Otherwise, South Africa is likely to be dragged by the forces gathering around it at the moment to confront at least two sobering questions.

One simply is based on the double failures of, first, the old liberal multiracial ideal of a common society, and now of the original aparthied notion of expelling blacks physically or politically out of the 87 per cent share of the country the whites claim for themselves, giving them a monopoly on 90 per cent of the country's economic means of production.

Greater bloodshed and the beginning of serious urban terrorism, for the fist time in Sub-Saharan Africa, are likely if radical changes are not made by the government. This will bring closer the possibility of a negotiated partition between blacks and whites in this country.

Zulu Chief Gatsha Buthelezi is already thinking about such prospects, telling friends that a viable deal means all of Natal Province, including Durban's giant harbor, for the Zulus as a starter. While not having anything nearly so grandiose in mind, a few of the likely post-Vorster Afrikaner political leaders have begun to discuss a new and more generous, splitting up of the land if it will protect white privilege, which goes under the rubric of "cultural identity" here.

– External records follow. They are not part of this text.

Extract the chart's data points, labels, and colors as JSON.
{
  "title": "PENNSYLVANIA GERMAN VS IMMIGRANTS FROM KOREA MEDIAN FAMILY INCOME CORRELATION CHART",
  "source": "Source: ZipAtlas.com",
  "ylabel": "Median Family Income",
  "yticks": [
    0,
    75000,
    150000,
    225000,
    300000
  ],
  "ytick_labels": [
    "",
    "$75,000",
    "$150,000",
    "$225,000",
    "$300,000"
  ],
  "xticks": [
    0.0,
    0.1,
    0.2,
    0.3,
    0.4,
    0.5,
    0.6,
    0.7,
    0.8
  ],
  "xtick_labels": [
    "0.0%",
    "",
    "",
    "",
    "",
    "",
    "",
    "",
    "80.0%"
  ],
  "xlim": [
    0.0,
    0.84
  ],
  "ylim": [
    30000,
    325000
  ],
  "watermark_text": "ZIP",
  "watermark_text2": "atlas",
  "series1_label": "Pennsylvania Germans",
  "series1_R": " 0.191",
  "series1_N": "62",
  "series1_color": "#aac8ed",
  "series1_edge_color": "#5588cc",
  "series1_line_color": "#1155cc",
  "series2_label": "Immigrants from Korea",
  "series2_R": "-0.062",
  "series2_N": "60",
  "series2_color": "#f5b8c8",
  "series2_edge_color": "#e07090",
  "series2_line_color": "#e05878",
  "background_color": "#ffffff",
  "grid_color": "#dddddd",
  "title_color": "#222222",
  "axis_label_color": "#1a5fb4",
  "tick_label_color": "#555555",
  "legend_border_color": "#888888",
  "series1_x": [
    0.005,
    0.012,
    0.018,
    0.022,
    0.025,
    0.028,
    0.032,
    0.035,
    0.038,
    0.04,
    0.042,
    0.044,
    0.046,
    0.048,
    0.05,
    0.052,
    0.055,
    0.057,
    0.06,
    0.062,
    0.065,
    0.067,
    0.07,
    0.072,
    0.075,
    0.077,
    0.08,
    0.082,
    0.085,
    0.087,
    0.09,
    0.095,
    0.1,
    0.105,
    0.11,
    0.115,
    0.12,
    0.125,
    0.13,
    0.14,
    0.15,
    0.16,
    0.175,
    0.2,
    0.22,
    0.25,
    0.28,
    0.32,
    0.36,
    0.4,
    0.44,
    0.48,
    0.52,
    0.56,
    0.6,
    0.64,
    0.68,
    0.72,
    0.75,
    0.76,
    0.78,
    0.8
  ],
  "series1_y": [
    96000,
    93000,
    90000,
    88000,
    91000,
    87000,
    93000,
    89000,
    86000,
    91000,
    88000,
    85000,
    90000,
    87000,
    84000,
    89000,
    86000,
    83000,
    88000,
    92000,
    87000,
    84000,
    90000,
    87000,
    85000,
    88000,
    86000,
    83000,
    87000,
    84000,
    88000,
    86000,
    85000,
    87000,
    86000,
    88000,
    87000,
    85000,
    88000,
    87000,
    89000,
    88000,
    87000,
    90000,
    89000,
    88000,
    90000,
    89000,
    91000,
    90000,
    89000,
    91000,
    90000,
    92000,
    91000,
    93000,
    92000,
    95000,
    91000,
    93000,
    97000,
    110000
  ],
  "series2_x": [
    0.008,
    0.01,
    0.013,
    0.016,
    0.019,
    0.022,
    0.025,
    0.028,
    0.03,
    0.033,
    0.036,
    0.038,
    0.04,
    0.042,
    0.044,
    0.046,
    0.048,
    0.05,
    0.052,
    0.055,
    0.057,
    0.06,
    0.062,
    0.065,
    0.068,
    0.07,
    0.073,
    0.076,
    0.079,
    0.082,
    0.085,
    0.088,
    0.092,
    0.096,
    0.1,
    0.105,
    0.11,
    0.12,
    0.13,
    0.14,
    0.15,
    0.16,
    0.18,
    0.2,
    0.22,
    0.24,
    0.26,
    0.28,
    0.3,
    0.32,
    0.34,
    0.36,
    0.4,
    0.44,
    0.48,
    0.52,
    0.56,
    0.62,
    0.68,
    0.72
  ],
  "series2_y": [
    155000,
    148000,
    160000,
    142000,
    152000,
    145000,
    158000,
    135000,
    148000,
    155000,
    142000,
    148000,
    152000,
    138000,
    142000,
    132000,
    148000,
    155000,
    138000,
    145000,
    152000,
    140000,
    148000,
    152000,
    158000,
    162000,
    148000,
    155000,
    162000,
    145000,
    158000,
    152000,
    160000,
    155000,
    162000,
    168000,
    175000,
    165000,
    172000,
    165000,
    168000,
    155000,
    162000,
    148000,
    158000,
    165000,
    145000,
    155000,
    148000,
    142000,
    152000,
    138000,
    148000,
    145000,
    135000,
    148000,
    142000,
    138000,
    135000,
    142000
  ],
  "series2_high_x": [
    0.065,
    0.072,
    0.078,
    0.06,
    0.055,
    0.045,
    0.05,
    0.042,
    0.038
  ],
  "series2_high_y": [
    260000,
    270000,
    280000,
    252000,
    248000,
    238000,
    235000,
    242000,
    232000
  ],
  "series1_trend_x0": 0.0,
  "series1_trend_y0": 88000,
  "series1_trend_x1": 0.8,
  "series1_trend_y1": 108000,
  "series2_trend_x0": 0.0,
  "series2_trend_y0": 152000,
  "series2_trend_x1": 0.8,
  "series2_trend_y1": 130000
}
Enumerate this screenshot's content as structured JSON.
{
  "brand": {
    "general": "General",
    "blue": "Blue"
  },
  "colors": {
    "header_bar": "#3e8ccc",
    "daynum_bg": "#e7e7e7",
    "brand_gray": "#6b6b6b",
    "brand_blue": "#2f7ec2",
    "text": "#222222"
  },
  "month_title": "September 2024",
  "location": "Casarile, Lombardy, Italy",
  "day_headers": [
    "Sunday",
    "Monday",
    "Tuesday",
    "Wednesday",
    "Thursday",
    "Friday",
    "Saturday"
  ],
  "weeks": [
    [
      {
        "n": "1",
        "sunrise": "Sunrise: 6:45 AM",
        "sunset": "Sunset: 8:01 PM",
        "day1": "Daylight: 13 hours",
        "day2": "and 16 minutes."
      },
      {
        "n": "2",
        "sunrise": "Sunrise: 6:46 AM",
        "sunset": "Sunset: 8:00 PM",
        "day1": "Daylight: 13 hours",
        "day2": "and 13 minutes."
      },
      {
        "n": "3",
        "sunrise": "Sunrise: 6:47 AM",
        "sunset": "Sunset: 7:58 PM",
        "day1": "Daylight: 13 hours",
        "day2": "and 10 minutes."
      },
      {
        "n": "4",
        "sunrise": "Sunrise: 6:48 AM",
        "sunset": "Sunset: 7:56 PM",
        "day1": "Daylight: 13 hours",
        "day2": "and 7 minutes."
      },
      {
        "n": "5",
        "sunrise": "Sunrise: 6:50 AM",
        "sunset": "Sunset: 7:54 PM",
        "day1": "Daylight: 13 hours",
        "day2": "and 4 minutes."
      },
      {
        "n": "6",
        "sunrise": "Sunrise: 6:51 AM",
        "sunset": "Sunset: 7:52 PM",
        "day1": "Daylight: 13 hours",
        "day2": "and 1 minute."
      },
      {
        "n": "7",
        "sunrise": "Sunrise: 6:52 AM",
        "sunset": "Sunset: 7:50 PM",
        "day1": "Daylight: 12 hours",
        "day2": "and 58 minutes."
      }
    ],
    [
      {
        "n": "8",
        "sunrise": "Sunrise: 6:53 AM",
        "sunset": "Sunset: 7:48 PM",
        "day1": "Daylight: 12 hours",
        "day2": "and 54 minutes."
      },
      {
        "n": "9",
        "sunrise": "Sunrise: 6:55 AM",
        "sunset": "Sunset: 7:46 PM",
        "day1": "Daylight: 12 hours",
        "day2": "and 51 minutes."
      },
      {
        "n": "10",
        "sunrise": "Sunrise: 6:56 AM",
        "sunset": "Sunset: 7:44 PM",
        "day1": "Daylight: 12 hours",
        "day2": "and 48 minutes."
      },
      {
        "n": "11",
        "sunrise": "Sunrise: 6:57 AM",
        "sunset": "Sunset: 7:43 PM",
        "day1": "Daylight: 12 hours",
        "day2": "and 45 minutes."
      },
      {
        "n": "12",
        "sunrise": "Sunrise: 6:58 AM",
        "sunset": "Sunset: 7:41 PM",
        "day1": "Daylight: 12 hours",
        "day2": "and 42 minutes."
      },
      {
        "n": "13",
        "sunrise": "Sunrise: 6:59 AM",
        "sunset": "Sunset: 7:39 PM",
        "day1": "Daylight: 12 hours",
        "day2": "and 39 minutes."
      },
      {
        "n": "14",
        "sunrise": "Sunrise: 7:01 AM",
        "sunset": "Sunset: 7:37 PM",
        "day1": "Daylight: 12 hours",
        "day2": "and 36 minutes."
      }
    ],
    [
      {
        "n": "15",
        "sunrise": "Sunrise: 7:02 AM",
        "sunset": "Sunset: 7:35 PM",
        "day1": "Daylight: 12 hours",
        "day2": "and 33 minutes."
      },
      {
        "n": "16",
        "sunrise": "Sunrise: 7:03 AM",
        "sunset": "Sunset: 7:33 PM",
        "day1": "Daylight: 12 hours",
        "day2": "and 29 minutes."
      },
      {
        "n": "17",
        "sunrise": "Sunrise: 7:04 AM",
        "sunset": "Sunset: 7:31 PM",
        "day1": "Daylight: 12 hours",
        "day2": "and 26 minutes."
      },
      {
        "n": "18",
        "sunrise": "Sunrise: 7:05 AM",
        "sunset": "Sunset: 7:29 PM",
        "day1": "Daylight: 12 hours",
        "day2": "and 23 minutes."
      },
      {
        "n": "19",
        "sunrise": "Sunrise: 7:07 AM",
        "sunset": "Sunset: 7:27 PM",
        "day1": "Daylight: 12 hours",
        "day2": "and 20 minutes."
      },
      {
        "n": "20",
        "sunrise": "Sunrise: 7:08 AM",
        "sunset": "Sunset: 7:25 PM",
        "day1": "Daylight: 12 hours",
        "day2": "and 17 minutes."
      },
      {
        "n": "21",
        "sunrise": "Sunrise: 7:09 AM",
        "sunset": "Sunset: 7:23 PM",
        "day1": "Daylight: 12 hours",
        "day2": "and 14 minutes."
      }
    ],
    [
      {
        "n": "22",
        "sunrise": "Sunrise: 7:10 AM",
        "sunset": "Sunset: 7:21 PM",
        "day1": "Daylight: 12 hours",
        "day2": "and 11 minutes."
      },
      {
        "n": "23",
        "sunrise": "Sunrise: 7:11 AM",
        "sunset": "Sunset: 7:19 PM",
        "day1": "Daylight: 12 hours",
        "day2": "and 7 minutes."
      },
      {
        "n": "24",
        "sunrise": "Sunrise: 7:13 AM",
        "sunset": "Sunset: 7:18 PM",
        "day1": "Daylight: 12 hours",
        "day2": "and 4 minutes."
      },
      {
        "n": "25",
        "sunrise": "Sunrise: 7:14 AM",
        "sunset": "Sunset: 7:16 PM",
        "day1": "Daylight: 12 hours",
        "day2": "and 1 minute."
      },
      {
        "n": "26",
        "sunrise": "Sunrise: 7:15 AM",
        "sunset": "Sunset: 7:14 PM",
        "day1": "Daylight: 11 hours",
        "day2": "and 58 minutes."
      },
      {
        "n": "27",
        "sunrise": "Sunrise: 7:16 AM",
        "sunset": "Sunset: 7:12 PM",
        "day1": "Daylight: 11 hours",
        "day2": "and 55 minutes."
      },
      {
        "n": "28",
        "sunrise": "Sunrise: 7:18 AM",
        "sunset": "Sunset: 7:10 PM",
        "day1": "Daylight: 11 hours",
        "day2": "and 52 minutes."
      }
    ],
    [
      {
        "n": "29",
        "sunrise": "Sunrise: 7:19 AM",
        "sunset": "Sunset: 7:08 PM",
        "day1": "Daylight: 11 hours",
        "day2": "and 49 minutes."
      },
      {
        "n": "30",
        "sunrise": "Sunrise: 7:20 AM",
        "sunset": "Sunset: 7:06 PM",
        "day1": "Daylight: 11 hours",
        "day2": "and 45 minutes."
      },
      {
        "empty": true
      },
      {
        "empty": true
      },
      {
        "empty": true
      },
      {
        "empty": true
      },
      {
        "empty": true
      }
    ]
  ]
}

The other question for the future comes from Alan Paton, South Africa's greatest writer. Six years ago, I could end a series of articles on South Africa with a not-pessimistic quotation from his play, "Sponono," where a black character says to a white: "You are, whether you like it or not, your brother's keeper . . . We are bound together, for better or for worse."

Time has moved, more rapidly than many of us expected and the clock is still running. Today, it is a quote from "Cry the Beloved Country." Paton-prophetically put it in the mouth of the figure that is emerging as the rallying point for Black Consciousness here, the black priest, who says of the whites.

"I have one great fear in my heart, that one day when they turn to loving, they will find we are turned to hating."